Articles by Frederick Engels for The Northern Star 1846
Source: MECW, Volume 6, p. 52;
Written: in May 1846
First published: in The Northern Star No. 446, May 30, 1846;
There exists a law in Prussia, dated 17th of January 1820, forbidding the King to contract any State Debts without the sanction of the States-General, an assembly which it is very well known, does not yet exist in Prussia. This law is the only guarantee the Prussians have for ever getting the constitution which, since 1815, has been promised to them. The fact of the existence of such a law not being generally known out of Prussia, the government succeeded in 1823 in borrowing three millions of pounds in England — first violation.
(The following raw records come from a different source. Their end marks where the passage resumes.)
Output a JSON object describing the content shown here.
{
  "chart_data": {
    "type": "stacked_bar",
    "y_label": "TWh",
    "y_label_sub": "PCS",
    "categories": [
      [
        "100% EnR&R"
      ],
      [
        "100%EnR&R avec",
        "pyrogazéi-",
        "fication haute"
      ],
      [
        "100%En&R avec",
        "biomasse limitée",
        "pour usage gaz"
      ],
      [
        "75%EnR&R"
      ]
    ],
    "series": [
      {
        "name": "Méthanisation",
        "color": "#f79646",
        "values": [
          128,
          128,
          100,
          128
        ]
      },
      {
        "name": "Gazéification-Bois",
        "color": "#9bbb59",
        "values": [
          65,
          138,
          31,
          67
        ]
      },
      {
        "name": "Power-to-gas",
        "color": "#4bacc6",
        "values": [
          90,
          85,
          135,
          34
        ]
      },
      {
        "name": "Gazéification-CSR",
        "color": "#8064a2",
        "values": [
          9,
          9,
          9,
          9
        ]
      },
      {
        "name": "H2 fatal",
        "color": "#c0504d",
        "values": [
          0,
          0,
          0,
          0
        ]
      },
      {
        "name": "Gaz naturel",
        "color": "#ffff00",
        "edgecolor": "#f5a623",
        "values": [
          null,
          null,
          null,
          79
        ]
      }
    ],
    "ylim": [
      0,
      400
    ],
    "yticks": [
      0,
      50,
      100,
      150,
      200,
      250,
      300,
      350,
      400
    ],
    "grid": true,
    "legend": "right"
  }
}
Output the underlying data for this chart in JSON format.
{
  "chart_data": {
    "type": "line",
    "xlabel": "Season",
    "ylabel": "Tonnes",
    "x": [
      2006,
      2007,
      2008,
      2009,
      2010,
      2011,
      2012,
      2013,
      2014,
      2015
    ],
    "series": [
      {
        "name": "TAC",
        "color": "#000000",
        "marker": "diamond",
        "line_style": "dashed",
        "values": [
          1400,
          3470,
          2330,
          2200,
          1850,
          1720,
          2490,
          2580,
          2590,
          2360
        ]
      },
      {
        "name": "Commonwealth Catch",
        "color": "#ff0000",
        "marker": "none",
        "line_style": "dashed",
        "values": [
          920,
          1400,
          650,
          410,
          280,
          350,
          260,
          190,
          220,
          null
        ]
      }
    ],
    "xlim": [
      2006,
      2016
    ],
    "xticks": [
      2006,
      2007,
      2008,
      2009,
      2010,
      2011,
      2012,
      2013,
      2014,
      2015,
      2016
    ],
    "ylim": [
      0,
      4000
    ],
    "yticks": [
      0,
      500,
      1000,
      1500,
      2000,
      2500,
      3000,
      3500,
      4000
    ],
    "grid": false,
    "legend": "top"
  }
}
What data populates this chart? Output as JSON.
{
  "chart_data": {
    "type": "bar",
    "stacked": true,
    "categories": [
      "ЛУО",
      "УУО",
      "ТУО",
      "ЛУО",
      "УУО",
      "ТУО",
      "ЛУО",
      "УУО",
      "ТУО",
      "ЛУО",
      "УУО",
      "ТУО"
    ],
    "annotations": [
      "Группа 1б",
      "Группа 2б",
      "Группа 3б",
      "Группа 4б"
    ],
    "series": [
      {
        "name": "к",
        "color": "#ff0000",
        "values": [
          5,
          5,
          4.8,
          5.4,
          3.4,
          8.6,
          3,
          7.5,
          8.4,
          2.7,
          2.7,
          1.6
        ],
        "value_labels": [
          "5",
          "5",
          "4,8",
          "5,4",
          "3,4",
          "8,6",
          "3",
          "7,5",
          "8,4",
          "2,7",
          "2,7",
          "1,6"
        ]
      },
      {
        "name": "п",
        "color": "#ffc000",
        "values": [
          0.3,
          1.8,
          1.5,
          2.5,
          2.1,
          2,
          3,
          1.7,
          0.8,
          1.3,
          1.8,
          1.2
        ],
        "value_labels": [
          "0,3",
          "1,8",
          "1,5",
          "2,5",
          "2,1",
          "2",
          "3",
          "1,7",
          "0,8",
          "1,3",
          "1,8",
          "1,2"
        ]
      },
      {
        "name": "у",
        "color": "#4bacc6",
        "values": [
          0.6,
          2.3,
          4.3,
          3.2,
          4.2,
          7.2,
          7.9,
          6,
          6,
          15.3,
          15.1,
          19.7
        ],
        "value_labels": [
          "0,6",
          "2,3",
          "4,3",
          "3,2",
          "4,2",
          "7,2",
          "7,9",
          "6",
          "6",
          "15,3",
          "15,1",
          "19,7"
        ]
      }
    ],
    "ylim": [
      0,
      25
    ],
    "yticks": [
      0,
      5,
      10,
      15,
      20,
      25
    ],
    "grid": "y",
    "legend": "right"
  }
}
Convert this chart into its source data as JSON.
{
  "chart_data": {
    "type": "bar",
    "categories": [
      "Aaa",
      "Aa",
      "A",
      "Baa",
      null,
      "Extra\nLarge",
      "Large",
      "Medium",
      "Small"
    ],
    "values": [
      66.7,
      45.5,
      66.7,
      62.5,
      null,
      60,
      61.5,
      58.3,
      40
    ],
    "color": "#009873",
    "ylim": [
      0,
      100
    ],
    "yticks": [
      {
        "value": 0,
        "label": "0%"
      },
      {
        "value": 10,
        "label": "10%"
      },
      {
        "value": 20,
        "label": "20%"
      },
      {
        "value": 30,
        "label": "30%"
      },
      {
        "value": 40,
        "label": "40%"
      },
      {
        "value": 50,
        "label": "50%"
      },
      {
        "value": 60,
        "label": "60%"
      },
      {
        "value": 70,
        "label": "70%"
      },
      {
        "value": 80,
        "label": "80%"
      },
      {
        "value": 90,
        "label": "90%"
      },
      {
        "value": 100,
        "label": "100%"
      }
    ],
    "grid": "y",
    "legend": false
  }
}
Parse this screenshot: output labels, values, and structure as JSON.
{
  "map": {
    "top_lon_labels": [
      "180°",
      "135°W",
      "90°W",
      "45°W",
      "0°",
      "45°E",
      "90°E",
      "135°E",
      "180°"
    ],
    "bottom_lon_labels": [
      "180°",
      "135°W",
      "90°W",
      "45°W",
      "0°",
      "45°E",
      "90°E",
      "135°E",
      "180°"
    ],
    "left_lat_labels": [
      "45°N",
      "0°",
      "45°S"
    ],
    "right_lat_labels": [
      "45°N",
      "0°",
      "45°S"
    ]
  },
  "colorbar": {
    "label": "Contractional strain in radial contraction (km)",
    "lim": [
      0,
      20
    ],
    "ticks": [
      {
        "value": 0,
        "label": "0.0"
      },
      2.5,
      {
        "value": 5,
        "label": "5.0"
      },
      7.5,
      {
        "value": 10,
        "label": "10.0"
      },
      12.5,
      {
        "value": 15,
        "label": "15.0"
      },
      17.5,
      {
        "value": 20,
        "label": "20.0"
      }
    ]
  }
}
After the French revolution of 1830, the Prussian government being obliged to make extensive preparations for a war which was then likely to break out, they not having any money, made the “interests for transatlantic trade”, a government concern, borrow twelve millions of dollars (£1,700,000), which, of course, were under the guarantee of the government, and spent by the government — second violation. Not to speak of the small violations, such as loans of a few hundred thousands of pounds by the same concern, the King of Prussia [Frederick William IV] has at this moment, committed a third great violation. The credit of this concern being as it seems exhausted, the Bank of Prussia, being just in the same way, exclusively a government concern, has been empowered by the King to issue banknotes to the amount of ten millions of dollars (£1,350,000). This, deducting 3 1/3 millions as deposit and 1/3 million for the increased expenses of the establishment, amounts in reality to an “indirect loan” of six millions of dollars or nearly one million of pounds, which the government will be responsible for, as up to this time no private capitalists are partners to the Bank of Prussia. It is to be hoped that the Prussians, particularly the middle classes, who are most interested in the constitution, will not let this pass without an energetic protest.